Les associations de défense des plus précaires affichent la même incompréhension lorsqu’elles affrontent le même véto en matière d’ouverture du RSA aux jeunes de 18 à 25 ans. « Une autre mesure structurelle à prendre en direction de ces publics, réclame Marie-Aleth Grard, consiste à embaucher des professionnels dans les missions locales qui accompagnent les jeunes qui sortent du système scolaire sans diplôme. On ne nous donne plus leur nombre depuis trois ans, on estime qu’il doit avoisiner les 100 000. »
Pas de mesure inscrite dans la durée non plus en termes de logement. Alors que, souligne Manuel Domergue, le logement social n’a plus à faire la preuve de son efficacité. Le combat semble âpre pour que des expérimentations comme « Territoires zéro chômeur de longue durée »(1) obtiennent les moyens de réellement porter leurs effets, à en croire les associations, qui continuent d’œuvrer en ce sens auprès des parlementaires.
Mais alors pourquoi, si le consensus semble largement partagé sur les mesures structurelles à prendre, ne sont-elles pas mises en pratique ? Outre la surdité des pouvoirs publics qu’elles dénoncent, les associations n’auraient-elles pas, elles aussi, leur part de responsabilité ? Marie-Aleth Grard reconnaît manquer de forces vives pour prêcher la bonne parole partout où cela serait nécessaire, comme auprès de tous les parlementaires en période de discussion du projet de loi de finances. Un autre représentant souligne que la liberté d’expression de certaines peut être entravée par le fait qu’elles reçoivent des subventions de l’Etat.
Quoi qu’il en soit, nombreuses sont les associations qui disent réfléchir à des actions à mener cet hiver, pour défendre les droits des plus pauvres. Mais plusieurs prévoient qu’il sera difficile d’obtenir sur ce sujet une mobilisation citoyenne. Pourtant, elles savent qu’il leur faudra taper fort : « Notre adversaire, c’est Bercy. En face, des ministres comme Emmanuelle Wargon [ministre déléguée chargée du logement] n’ont pas de réel poids politique », remarque un observateur. « Le temps presse, prévient Manuel Domergue. Parce que, finalement, une personne qui se retrouverait à la rue coûtera bien plus cher à la société qu’un accompagnement et des mesures qui lui auraient évité cette situation. »

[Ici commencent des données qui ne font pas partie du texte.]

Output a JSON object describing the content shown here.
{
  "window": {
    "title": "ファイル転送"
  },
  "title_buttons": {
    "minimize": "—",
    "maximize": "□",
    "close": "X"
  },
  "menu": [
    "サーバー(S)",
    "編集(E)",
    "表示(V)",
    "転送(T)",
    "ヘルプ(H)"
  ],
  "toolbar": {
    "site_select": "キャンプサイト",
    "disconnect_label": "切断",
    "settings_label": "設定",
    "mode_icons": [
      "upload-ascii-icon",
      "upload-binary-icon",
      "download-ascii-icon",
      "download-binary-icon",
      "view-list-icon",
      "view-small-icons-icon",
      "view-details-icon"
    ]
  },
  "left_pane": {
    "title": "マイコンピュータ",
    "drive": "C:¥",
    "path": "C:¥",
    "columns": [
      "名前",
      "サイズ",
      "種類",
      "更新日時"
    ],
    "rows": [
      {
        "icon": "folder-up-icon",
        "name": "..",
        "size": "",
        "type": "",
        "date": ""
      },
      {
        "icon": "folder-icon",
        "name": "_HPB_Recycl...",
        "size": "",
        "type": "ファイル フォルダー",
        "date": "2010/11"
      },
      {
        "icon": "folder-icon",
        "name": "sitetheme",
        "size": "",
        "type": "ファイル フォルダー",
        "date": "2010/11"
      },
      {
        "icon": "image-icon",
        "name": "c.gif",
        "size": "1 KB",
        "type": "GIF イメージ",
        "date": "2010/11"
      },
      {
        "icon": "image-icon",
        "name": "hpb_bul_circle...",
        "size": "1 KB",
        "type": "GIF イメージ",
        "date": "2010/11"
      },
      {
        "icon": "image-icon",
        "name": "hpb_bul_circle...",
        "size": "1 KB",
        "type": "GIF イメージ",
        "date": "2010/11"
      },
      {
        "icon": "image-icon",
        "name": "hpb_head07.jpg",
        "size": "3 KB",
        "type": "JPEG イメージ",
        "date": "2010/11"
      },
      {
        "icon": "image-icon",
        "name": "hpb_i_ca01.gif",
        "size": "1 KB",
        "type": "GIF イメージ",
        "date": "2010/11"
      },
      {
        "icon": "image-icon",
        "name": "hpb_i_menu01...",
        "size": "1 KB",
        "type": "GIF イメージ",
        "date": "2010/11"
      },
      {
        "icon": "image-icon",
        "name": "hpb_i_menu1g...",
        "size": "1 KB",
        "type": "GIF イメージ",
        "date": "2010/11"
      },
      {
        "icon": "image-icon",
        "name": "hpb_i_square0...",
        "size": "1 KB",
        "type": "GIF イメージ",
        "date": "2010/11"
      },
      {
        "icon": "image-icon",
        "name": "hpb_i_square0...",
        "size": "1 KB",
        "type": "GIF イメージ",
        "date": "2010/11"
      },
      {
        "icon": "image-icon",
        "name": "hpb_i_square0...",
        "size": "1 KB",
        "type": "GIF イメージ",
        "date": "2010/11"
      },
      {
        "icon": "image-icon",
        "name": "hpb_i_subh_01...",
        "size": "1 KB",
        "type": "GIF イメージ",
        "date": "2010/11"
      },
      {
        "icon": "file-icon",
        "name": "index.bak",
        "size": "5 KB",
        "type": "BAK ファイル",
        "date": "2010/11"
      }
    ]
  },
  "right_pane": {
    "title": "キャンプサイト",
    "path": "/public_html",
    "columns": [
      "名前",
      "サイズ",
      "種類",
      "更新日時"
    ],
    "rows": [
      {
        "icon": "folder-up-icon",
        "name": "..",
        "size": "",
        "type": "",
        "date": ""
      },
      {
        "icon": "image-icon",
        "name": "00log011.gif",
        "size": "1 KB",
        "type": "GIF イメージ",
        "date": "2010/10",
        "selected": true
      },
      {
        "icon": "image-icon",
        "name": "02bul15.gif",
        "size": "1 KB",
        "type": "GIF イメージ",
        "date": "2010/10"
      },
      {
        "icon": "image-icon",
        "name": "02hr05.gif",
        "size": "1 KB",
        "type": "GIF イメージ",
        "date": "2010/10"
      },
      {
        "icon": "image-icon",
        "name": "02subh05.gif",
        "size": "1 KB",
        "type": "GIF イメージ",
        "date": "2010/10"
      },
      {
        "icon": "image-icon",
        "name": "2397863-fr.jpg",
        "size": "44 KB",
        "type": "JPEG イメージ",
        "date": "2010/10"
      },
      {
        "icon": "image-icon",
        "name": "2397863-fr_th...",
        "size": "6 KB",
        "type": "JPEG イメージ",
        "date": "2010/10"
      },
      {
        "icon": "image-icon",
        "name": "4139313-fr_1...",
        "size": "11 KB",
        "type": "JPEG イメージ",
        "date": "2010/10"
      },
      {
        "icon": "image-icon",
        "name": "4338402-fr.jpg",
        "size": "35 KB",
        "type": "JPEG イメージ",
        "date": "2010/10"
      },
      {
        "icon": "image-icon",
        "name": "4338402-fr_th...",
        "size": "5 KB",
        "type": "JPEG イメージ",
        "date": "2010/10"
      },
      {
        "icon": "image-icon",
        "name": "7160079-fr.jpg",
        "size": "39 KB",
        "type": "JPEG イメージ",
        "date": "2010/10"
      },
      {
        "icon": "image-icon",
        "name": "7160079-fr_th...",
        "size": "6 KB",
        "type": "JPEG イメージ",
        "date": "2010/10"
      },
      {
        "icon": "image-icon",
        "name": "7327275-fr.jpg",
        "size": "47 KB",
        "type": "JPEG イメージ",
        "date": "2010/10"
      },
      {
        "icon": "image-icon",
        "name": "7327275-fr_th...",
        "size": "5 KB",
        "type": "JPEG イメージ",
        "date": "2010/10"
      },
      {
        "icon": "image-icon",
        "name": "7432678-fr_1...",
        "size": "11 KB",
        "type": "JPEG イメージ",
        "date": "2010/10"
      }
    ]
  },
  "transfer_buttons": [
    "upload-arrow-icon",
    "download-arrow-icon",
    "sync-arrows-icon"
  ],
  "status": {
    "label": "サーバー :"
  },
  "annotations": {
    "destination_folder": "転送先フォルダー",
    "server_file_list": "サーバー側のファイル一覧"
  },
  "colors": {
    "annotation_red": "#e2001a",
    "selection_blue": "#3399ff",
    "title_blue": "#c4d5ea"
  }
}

Dans le contexte de la concertation pour la mise en place du revenu universel d’activité, le Secours catholique a produit une analyse et un rapport, publié en septembre, pour défendre l’idée de mettre en place un revenu minimum sans contrepartie(1). Au nom, expliquent les auteurs, du respect de la dignité des allocataires mais aussi pour éviter les non-recours de ceux qui ne veulent ou ne peuvent justifier de leur reprise d’activité. L’association estime qu’il devrait s’élever à 850 € par mois, soit 50 % du revenu médian, et demande, en attendant et dès maintenant, une augmentation de 100 € et l’ouverture du revenu de solidarité active (RSA) aux 18-25 ans.
Le rapport a reçu peu d’écho. Pourtant, les associations interrogées disent toutes le soutenir sur le principe.
(1) Pour le consulter : bit.ly/3ojOzUm.